Born in Mexico City, Chavez immigrated to Houston with his family at age 11, and after school bused tables and washed dishes in his parents’ Tex-Mex restaurant. It was not until his mid-20s, while working as a sous chef in Seattle, that his mentor, chef Eric Rivera, taught him about the evolution, or devolution, of the tortilla. 

“He was the first person to put me on the path,” Chavez says. “I was embarrassed because he was Puerto Rican and knew more about my culture than I did. So I searched ‘how to make a tortilla’ and went down a Reddit rabbit hole. I was 13 years into cooking and I re-fell in love with food and dining. I was curious again, instead of burnt out. I was starting from scratch.”

Chavez learned how to nixtamalize corn. The ingredients are simple, water, calcium, and corn, but the process, which can involve measuring starch content to determine the precise amount of calcium chloride, simmering the kernels, and steeping them for eight to ten hours, is time-consuming and therefore expensive. As a result, nixtamalization is rare in restaurants, although in the last few years it has gained traction. Chavez imports heritage corn from small farmers in Mexico and uses his nixtamalized tortillas as bases and vessels for the dishes on Tatemó’s ever-changing eight-course tasting menu.

Tatemó Tortillas

Tatemó Tortillas

His path to success was not easy. In 2020, when he moved back to Houston from Seattle to open his restaurant, the Covid-19 pandemic arrived and his plans fell apart. Having already invested in machinery, Chavez decided to work with what he had. “Everyone started making sourdough. I started making tortillas.” At first, the best he could do was sell his tortillas through Instagram. Eventually, he moved on to farmers’ markets and then ghost kitchens.
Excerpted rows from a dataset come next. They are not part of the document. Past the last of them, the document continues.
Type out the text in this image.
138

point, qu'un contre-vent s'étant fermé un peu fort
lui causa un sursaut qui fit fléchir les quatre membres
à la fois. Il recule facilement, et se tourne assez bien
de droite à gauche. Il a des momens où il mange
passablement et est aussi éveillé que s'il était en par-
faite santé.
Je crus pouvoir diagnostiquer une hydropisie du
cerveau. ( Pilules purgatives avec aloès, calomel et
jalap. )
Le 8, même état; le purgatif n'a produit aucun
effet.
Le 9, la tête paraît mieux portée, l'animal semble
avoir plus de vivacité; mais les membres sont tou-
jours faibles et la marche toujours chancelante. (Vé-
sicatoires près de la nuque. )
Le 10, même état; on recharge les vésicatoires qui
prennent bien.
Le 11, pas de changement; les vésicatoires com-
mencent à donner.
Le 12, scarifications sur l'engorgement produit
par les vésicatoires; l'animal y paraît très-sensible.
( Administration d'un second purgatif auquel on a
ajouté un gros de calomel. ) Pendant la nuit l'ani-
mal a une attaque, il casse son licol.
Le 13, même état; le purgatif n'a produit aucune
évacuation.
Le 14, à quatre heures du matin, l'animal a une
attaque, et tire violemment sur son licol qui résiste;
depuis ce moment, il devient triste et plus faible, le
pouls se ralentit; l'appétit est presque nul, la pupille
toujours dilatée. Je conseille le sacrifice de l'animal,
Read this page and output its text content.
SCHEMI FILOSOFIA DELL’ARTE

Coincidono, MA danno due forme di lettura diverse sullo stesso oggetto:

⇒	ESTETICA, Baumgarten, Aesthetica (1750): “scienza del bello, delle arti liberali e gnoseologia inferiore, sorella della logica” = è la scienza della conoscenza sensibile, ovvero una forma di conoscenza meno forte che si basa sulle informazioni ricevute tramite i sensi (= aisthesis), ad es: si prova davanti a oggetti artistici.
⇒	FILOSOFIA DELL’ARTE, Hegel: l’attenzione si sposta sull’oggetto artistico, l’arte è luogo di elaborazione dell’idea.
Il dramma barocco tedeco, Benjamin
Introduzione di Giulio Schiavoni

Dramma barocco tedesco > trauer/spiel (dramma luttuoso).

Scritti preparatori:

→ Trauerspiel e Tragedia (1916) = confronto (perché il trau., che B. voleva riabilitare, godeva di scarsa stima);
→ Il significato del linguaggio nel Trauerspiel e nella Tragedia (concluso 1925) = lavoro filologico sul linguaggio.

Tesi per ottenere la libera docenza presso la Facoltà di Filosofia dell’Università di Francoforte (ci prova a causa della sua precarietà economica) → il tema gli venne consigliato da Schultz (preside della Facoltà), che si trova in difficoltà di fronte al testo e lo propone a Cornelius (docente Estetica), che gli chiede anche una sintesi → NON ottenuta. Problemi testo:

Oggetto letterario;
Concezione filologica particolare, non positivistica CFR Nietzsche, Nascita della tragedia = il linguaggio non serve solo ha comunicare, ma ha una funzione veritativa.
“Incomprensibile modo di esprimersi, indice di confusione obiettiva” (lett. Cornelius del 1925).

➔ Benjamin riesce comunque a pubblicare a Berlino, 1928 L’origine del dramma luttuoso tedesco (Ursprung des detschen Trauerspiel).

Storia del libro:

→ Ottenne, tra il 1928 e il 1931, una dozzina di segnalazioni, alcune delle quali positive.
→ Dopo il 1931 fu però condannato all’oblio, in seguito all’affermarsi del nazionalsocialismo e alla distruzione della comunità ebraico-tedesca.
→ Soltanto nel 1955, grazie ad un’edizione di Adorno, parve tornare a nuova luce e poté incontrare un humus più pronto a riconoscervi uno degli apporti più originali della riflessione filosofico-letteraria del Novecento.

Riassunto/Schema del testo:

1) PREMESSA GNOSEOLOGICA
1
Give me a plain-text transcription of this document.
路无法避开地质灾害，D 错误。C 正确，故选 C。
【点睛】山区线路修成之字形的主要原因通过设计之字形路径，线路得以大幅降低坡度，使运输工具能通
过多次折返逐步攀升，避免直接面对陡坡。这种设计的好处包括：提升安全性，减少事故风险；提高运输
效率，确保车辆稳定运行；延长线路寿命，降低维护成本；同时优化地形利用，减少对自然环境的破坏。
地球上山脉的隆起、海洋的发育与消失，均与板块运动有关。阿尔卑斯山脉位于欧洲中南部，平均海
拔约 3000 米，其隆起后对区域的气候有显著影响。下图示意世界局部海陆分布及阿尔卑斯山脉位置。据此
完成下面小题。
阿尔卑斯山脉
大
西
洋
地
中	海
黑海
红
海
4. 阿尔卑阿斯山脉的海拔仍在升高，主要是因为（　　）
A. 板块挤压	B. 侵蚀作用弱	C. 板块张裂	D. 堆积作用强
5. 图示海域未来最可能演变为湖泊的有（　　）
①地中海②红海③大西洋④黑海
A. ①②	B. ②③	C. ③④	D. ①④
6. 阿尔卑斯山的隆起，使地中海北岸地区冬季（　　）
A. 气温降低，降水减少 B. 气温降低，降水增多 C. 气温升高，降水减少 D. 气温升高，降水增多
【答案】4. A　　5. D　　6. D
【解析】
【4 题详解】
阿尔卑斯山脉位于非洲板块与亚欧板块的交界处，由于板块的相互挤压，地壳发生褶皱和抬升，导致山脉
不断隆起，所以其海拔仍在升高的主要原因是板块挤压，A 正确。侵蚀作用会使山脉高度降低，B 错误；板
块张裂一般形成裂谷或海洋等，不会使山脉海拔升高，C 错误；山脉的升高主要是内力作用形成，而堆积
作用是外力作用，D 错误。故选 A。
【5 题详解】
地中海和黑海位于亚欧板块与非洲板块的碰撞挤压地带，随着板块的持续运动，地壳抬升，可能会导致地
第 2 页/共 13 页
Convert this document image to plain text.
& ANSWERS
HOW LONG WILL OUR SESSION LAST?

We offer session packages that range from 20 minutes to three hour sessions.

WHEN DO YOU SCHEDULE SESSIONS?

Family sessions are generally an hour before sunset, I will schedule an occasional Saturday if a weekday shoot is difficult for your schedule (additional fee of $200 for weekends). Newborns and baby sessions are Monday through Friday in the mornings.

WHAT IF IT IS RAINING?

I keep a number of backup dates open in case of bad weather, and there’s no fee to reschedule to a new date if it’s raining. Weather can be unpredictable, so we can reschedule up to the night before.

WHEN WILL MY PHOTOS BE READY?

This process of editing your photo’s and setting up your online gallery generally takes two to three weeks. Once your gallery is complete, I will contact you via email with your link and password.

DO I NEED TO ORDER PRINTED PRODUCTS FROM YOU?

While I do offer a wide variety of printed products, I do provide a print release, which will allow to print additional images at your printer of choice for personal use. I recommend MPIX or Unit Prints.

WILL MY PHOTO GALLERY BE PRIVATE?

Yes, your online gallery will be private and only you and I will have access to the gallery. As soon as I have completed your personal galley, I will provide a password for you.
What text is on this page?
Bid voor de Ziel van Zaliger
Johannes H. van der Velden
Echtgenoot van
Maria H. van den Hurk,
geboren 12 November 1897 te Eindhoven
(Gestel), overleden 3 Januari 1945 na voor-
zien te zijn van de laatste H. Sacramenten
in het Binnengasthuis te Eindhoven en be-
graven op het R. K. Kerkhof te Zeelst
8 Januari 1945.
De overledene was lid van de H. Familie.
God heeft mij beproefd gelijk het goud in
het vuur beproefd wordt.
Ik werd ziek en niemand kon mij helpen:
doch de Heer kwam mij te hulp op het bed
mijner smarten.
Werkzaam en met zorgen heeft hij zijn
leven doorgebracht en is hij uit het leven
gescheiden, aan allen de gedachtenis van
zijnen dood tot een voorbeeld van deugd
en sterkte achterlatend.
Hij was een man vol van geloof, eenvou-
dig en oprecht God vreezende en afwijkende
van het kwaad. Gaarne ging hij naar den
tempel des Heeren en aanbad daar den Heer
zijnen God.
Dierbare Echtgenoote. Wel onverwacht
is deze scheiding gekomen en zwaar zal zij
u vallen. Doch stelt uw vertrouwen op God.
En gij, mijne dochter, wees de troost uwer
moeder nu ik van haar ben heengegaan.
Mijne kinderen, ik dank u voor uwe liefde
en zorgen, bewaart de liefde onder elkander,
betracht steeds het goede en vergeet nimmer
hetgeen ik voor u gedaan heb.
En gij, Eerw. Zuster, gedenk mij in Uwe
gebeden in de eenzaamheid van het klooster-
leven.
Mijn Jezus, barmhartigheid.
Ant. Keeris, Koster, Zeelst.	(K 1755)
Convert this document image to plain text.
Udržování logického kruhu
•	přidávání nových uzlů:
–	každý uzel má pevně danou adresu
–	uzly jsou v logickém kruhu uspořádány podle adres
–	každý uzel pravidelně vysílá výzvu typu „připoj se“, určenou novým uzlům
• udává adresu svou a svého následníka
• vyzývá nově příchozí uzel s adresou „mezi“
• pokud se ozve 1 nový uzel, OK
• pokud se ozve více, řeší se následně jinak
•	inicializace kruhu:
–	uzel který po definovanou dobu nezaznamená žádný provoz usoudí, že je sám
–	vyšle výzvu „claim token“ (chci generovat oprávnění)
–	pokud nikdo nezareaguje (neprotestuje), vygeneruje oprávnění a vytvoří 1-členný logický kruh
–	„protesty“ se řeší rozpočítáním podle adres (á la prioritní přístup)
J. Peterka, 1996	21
The plan had never been to run a tortillería, but that is what he did for two years until he and his business partner, Megan Maul, moved into the space that would become Tatemó.

When it opened in 2022, Tatemó began accumulating some of the most prestigious accolades in the fine dining world. Esquire included it in its 100 Best Restaurants in America list that year. The following year, it was a nominee for the James Beard Foundation’s Best New Restaurant, and Food & Wine named Chavez among the country’s 10 Best New Chefs. In 2024, Chavez was a nominee for the James Beard Foundation’s Best Chef: Texas, and Tatemó received its first MICHELIN star.

From his use of a no-corner-cutting nixtamalization process to his flexibility during the early pandemic days to his transformation of a former juice bar in a strip mall into a MICHELIN-starred fine dining establishment, Chavez is nothing if not resourceful. “I have to be resourceful,” he says. “I’m an immigrant kid.”